Minutes later, a fellow resident of the hostel came walking up the street. He called up to us, asking if either of the things he held in his hand looked familiar. He was holding my credit card and my drivers’ license—items I thought I had handed over as the muggers led me up the street. This gave Walter an idea: He had heard that sometimes, after a robbery, muggers will discard all the items without value to them. Like my passport. He suggested we walk the streets of Santa Teresa together.

Before we left, Walter took off his necklace and jewelry.

We returned empty-handed. As we walked up the footpath to the front door, I felt a chill of nerves. We were back at the spot where I first saw the gun gleaming in the moonlight. We stopped at the hostel door as a single headlight pulled into view on the road.

A motorcycle with two people on it stopped at the bottom of the path. One got off, dressed all in black, keeping the motorcycle helmet on while walking towards us. Our conversation stopped.

The motorcyclist halted one door down from the hostel and stared directly at us. In one swift motion, he removed a bag from his back, and plopped it on the ground in front of him. Briefly, we locked eyes. Then, without a word, he turned and walked away. My eyes fell to what he had dropped.

It was my bag. I was too paralyzed by shock to go get it. Walter did it for me.

The Apple products were gone. Laptop, iPhone, iPad, iHeadphones, iPower adapters, and cords for all that stuff: gone.

But everything else remained. My mother’s hand-me-down camera. My used film rolls. The audio recorder (a $400 piece of equipment). My match tickets, my FIFA credential, my notebook and all its scribblings. My passport. All there.

Minutes later, up on the balcony, Walter led me over to his laptop once again. He typed furiously.

“I tell this story,” he began, “and nobody will believe.”

Brian and the SI soccer crew did believe me when I told them the next night at dinner. It felt nice to recount the story in front of familiar faces. It gave me a sense of control over it.

At some point during the dinner, Brian asked me what I was going to do with the rest of my time in Rio now that the tournament was over. To cap off my eight-week adventure, I wanted to see the Christ the Redeemer statue, I said. And I wanted to hike to the top of that mountain on foot. I asked if he’d be interested.

“No thanks,” he said with a chuckle, clearly exhausted after a month covering the tournament. “I don’t have to prove anything to myself.”

I laughed and flippantly answered, “Well, I do,” without even thinking about how truthful it was.

The next day I set out on the hike, where waterfalls interrupt the path and some sections require scaling forty five-degree inclines on a series of tree roots that snake through the dirt.
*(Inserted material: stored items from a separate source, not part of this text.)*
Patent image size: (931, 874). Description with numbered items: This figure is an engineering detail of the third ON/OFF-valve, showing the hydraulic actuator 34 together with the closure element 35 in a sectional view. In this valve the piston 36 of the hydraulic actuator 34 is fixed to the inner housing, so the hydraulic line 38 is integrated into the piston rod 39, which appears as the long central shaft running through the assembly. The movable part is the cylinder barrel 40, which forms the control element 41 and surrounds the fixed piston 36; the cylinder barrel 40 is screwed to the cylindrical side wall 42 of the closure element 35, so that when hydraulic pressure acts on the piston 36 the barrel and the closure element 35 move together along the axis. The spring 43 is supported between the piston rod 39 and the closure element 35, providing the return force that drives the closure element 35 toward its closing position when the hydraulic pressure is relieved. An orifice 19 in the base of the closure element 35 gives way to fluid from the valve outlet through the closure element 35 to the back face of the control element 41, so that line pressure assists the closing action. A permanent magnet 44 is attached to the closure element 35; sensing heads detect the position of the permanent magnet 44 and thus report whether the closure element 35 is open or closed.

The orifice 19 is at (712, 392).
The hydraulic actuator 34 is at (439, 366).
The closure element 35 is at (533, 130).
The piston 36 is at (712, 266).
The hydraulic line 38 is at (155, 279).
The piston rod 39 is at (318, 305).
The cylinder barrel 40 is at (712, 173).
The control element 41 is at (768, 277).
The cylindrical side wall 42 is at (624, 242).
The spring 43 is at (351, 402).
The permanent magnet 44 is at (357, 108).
In one section, I had to scale the surface of a slippery rock, using nothing but an old chain drilled into the side of it. I stood on my feet and hoisted myself up.

By the time I made it to the statue, my leg muscles burned. I was drenched with sweat and covered in dirt. I looked up at the giant Jesus, then down to the convoy of buses for the tourists, who milled about right beneath his toes. I shimmied my way through the crowds and to the edge of the balcony, watching the blazing red-yellow sun as it set below the vast expanse of this incredible city and unmatched country. It dawned on me that I had seen much of both before I had even reached the summit.